Comment by gliptic

1 year ago

Your best bet for 33B is already having a computer and buying a used RTX 3090 for <$1k. I don't think there's currently any cheap options for 70B that would give you >5. High memory bandwidth is just too expensive. Strix Halo might give you >5 once it comes out, but will probably be significantly more than $1k for 64 GB RAM.

11 comments

gliptic

ants_everywhere 1 year ago

With used GPUs do you have to be concerned that they're close to EOL due to high utilization in a Bitcoin or AI rig?

gliptic 1 year ago
I guess it will be a bigger issue the longer it's been since they stopped making them, but most I've heard (including me) haven't had any issue.

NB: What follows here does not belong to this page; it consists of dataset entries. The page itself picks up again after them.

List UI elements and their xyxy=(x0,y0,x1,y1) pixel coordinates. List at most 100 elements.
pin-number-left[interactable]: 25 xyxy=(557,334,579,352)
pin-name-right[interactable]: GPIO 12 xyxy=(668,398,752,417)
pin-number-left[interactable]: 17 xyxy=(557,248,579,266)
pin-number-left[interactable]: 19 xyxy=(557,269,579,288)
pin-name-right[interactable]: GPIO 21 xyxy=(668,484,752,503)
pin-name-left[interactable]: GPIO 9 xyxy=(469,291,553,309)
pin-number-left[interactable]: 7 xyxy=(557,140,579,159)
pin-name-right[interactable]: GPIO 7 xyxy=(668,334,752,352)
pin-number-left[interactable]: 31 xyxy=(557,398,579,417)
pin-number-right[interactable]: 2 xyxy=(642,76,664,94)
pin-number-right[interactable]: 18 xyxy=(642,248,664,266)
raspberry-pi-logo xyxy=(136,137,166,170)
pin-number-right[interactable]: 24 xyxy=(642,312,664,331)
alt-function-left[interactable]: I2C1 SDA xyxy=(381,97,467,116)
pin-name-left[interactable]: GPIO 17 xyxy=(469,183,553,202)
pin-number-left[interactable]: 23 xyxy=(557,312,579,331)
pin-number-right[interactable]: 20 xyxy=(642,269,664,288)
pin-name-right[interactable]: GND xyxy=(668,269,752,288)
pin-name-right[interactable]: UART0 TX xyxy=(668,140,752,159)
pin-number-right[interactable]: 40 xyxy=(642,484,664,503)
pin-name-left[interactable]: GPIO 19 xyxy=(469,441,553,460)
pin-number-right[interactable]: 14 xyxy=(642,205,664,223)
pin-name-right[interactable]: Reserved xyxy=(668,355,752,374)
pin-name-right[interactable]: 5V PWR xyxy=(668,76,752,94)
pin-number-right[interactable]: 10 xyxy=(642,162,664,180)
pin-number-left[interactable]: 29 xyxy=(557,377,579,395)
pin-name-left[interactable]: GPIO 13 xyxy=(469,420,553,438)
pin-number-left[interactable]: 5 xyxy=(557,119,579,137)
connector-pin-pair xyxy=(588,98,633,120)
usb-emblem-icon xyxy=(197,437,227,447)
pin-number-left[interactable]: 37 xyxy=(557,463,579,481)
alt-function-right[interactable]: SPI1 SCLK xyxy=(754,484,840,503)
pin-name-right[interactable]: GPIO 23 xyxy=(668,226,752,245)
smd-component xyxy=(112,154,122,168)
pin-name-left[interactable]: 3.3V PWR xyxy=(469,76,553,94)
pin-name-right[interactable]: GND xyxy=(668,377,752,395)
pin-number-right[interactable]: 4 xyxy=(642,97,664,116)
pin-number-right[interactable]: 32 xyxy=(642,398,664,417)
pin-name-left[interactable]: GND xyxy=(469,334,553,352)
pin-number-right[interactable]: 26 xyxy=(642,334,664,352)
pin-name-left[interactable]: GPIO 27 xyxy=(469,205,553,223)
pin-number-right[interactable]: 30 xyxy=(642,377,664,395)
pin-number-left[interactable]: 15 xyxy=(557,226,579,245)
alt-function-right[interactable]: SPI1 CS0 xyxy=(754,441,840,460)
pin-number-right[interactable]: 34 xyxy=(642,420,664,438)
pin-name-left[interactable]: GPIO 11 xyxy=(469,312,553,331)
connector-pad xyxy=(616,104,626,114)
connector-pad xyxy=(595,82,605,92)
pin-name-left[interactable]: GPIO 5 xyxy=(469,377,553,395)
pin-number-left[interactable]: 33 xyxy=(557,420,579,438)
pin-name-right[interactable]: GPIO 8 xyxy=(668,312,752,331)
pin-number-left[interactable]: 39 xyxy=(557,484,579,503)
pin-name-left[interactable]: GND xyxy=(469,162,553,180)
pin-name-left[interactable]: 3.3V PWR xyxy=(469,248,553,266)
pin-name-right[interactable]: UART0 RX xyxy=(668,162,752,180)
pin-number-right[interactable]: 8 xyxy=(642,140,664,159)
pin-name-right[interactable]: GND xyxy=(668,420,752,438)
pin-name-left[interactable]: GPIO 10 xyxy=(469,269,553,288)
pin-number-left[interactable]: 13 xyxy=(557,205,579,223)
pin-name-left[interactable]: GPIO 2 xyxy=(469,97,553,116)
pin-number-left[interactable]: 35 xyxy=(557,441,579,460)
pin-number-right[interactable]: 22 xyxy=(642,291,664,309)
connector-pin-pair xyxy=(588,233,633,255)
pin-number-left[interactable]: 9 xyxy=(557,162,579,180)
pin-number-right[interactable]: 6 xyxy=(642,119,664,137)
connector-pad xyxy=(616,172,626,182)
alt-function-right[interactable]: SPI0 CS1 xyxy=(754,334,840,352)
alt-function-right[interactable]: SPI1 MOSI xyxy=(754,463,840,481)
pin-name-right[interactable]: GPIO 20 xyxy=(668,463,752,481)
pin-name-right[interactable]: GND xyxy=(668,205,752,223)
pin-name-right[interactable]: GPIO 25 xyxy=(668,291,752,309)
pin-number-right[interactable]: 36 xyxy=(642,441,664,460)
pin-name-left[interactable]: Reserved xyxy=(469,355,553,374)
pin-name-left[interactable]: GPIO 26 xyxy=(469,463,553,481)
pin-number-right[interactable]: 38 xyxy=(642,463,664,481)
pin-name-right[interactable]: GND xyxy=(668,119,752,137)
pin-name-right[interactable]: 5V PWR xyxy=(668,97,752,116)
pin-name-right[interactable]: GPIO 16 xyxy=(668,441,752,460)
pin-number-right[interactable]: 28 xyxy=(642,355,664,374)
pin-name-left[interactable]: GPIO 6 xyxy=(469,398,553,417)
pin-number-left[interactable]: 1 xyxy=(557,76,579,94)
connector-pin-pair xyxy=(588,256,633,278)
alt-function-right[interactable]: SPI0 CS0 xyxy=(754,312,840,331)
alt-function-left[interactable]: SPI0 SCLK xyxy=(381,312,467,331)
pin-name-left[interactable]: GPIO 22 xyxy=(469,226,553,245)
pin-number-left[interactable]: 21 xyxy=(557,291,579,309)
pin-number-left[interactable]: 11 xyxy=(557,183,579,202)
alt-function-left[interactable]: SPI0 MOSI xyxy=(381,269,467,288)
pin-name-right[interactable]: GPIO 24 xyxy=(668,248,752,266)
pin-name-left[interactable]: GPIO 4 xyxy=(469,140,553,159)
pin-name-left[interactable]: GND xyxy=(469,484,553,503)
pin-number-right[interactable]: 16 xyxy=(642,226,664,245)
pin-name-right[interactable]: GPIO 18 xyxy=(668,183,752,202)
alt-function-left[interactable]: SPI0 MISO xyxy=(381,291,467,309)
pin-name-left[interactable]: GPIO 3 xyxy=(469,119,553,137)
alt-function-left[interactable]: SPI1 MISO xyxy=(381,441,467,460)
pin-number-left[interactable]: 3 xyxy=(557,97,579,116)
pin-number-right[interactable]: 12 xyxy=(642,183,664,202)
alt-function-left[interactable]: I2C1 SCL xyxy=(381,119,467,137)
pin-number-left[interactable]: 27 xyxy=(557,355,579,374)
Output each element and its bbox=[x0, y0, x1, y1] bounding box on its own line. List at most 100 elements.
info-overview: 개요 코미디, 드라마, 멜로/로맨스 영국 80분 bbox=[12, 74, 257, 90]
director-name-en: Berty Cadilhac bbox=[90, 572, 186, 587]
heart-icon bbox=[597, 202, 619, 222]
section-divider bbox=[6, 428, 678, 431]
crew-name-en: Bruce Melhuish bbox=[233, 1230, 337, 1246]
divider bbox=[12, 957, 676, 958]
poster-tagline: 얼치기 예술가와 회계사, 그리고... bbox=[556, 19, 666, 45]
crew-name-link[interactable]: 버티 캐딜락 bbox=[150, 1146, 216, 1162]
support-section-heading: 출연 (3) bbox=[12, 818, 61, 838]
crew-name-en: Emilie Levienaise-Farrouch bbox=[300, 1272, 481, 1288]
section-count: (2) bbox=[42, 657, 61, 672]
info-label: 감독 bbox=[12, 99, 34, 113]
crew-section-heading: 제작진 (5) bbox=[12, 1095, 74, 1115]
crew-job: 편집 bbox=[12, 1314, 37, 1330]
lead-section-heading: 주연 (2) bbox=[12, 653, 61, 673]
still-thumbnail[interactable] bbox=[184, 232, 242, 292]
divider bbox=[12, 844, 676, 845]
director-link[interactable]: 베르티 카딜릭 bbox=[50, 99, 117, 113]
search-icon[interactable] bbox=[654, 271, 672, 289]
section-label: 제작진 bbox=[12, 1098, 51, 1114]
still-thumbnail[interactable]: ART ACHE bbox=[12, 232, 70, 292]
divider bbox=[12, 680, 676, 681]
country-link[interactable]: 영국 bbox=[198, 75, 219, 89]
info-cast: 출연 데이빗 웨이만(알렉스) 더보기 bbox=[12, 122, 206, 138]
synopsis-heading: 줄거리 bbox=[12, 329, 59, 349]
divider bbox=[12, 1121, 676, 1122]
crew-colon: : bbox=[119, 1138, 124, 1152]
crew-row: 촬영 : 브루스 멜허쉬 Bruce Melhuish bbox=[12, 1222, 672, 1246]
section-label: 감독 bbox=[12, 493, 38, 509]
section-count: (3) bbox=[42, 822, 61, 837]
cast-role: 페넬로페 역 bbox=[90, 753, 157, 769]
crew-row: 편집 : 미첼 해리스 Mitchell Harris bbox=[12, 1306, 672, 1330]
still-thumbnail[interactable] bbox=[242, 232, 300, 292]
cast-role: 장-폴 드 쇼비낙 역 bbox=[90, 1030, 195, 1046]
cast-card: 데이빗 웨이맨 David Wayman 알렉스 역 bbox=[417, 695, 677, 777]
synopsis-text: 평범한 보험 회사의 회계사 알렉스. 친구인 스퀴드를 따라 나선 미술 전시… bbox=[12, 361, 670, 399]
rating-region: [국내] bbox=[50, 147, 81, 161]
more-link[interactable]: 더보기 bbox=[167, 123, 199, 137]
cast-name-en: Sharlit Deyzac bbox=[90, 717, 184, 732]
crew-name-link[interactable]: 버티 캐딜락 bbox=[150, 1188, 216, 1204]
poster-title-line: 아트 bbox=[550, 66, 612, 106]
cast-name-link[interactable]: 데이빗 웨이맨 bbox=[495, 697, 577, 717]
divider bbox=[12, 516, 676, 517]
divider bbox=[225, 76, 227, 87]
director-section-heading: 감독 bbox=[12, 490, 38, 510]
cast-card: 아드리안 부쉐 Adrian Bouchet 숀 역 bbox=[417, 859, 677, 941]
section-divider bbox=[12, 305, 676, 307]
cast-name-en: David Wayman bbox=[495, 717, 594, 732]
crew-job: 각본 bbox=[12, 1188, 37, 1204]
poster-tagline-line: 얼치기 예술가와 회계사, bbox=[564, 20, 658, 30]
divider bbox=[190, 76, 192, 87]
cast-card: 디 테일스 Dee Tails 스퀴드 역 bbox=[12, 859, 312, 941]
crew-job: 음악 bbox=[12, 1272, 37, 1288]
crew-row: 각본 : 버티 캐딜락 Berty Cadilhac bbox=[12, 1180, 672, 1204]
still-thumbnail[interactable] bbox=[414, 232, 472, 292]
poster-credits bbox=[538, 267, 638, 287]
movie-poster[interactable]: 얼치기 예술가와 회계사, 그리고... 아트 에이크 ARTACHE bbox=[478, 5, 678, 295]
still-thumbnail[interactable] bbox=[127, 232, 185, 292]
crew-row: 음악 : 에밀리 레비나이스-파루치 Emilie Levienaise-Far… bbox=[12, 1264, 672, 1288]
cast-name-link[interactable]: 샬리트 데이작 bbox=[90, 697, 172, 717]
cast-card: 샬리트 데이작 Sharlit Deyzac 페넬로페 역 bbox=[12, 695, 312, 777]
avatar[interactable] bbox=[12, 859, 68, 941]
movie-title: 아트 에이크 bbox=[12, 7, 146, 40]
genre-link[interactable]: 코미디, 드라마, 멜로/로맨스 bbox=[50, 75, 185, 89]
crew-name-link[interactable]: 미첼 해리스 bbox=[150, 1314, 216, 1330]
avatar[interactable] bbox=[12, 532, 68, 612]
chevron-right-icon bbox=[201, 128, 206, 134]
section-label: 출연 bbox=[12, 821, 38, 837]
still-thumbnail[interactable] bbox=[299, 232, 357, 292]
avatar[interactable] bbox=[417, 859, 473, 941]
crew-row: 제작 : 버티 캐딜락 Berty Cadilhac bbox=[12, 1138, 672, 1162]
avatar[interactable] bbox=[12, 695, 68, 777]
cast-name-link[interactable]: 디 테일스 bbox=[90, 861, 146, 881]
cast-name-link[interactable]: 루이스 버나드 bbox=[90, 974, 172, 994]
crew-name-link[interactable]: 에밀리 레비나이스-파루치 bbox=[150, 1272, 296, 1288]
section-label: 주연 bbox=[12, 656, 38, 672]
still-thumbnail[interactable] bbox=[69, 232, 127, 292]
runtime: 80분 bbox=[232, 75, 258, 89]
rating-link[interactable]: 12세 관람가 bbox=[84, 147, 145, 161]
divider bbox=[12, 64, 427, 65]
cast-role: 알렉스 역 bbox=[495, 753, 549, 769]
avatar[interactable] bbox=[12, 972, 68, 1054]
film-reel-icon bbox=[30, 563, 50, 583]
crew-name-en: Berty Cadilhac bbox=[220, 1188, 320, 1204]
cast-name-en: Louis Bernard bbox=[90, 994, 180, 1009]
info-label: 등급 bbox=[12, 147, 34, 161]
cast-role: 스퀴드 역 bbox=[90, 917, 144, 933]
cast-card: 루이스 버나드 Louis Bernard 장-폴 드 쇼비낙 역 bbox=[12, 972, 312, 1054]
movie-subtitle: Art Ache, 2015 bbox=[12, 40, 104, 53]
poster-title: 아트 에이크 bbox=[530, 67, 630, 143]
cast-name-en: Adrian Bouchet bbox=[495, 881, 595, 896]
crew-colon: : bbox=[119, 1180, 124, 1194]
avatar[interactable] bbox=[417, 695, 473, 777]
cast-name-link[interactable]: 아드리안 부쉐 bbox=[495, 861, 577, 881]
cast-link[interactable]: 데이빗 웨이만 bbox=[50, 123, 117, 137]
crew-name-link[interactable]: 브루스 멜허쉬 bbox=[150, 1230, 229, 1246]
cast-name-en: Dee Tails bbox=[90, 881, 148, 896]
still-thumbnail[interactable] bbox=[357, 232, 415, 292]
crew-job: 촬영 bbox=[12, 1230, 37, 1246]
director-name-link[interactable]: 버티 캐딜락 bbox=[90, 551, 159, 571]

Crypto rigs don't necessarily break GPUs faster because they care about power consumption and run the cards at a pretty even temperature. What probably breaks first is the fans. You might also have to open the card up and repaste/repad them to keep the cooling under control.
- ants_everywhere 1 year ago
  
  awesome thanks!
EVa5I7bHFq9mnYK 1 year ago

GPUs were last used for Bitcoin mining in 2013, so you shouldn't be concerned unless you are buying a GTX 780.

pmarreck 1 year ago

M4 Mac with unified GPU RAM

Not very cheap though! But you get a quite usable personal computer with it...

gliptic 1 year ago

Any that can run 70B at >5 t/s are >$2k as far as I know.

jjallen 1 year ago

How does inference happen on a GPU with such limited memory compared with the full requirements of the model? This is something I’ve been wondering for a while

Gracana 1 year ago
You can run a quantized version of the model to reduce the memory requirements, and you can do partial offload, where some of the model is on GPU and some is on CPU. If you are running a 70B Q4, that’s 40-ish GB including some context cache, and you can offload at least half onto a 3090, which will run its portion of the load very fast. It makes a huge difference even if you can’t fit every layer on the GPU.
- jjallen 1 year ago
  
  So the more GPUs we have the faster it will be and we don't have to have the model run solely CPU or GPU -- it can be combined. Very cool. Think that is how it's running now with my single 4090.

ynniv 1 year ago

Umm, two 3090's? Additional cards scale as long as you have enough PCIe channels.

gliptic 1 year ago

I arbitrarily chose $1k as the "cheap" cut-off. Two 3090 is definitely the most bang for the buck if you can fit them.